The annoying thing about being sick -- well, there are a lot of annoying things. One thing in particular is the sheer variability of it. Sometimes you feel better than others. For a few minutes maybe you have some energy to work with; then it vanishes, and you collapse into an unpleasant clammy sleep. It's hard to make plans. Hard to be sure, even when you do feel better, that it's going to last. All of which said, it's important not to exaggerate: things could be a lot worse for me. 

It's just damned frustrating.

Sunday, March 8, 2009

Readings 2K9: Briefly Noted, Part Three

A quick update: I completed A.S. Byatt's novel, The Game. I'll have more to say about it later, here or elsewhere.

Monday, March 2, 2009

QFT

From a story on the Comic Book Resources site:

“If you grew up reading Deathlok, you’re allowed to write serious, literary fiction about homicidal cyborgs.”

— Michael Chabon

Sunday, March 1, 2009

Readings 2K9: February summation

Kind of a mixed month, in terms of reading. I read twelve books (three write-ups are pending). But only three of them were mine; the rest were either Grace's or the library's. On the other hand, I managed to get through the month without buying anything new. So I've reduced the number of my unread books by eleven so far this year, and have finished twenty-four books in total.

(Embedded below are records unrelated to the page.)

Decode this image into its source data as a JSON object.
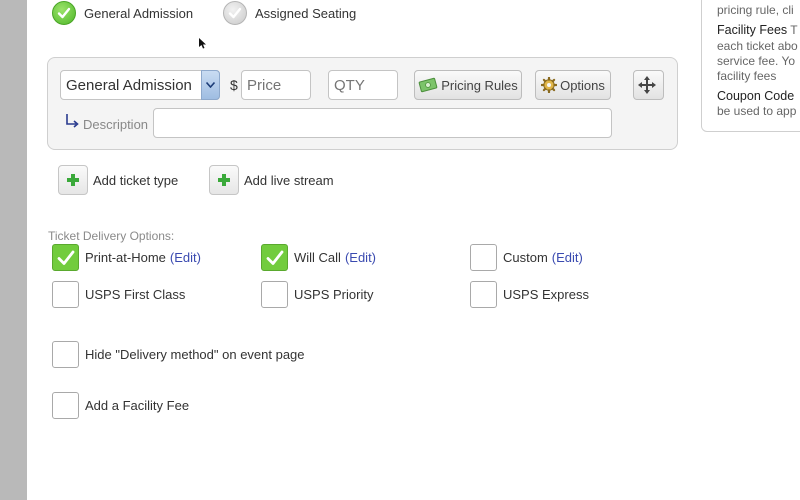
{
  "seating": {
    "general_admission": "General Admission",
    "assigned_seating": "Assigned Seating"
  },
  "ticket": {
    "type_selected": "General Admission",
    "currency_symbol": "$",
    "price_placeholder": "Price",
    "qty_placeholder": "QTY",
    "pricing_rules_label": "Pricing Rules",
    "options_label": "Options",
    "description_label": "Description",
    "description_value": ""
  },
  "actions": {
    "add_ticket_type": "Add ticket type",
    "add_live_stream": "Add live stream"
  },
  "delivery": {
    "section_label": "Ticket Delivery Options:",
    "edit_label": "(Edit)",
    "options": [
      {
        "label": "Print-at-Home",
        "checked": true,
        "editable": true
      },
      {
        "label": "Will Call",
        "checked": true,
        "editable": true
      },
      {
        "label": "Custom",
        "checked": false,
        "editable": true
      },
      {
        "label": "USPS First Class",
        "checked": false,
        "editable": false
      },
      {
        "label": "USPS Priority",
        "checked": false,
        "editable": false
      },
      {
        "label": "USPS Express",
        "checked": false,
        "editable": false
      }
    ],
    "hide_delivery_method": "Hide \"Delivery method\" on event page",
    "add_facility_fee": "Add a Facility Fee"
  },
  "info_panel": {
    "line1": "pricing rule, cli",
    "facility_fees_head": "Facility Fees",
    "facility_fees_head_tail": " T",
    "line3": "each ticket abo",
    "line4": "service fee. Yo",
    "line5": "facility fees",
    "coupon_head": "Coupon Code",
    "line7": "be used to app"
  },
  "colors": {
    "check_green": "#72cc3d",
    "link_blue": "#3a4ab0",
    "gutter_gray": "#b9b9b9"
  }
}
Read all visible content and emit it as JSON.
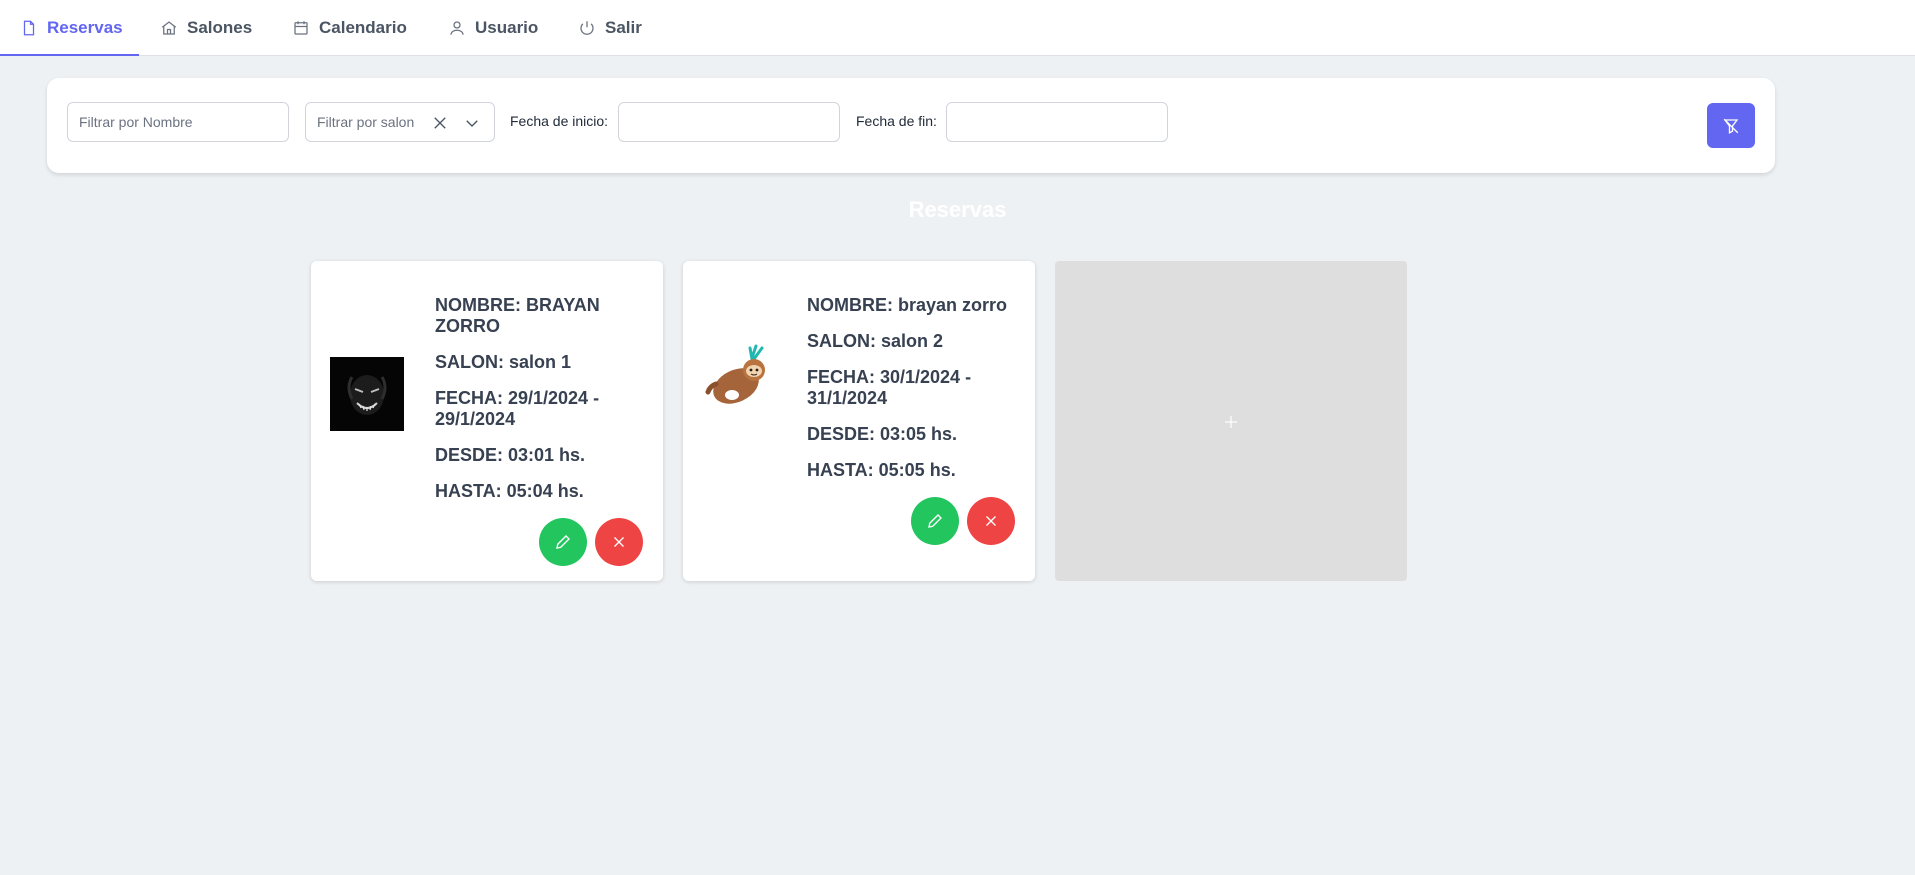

Much of the imbalance this month came about because I was trying to find books worth putting on my ballot for the Hugo awards. I had some success there; I'll go through my final choices in a future post. But it did mean I was taking a lot of books out from the library rather than reading books about the apartment. Presumably that'll change now. It'll have to, if I want to hit my target of reading over a hundred books by Thanksgiving.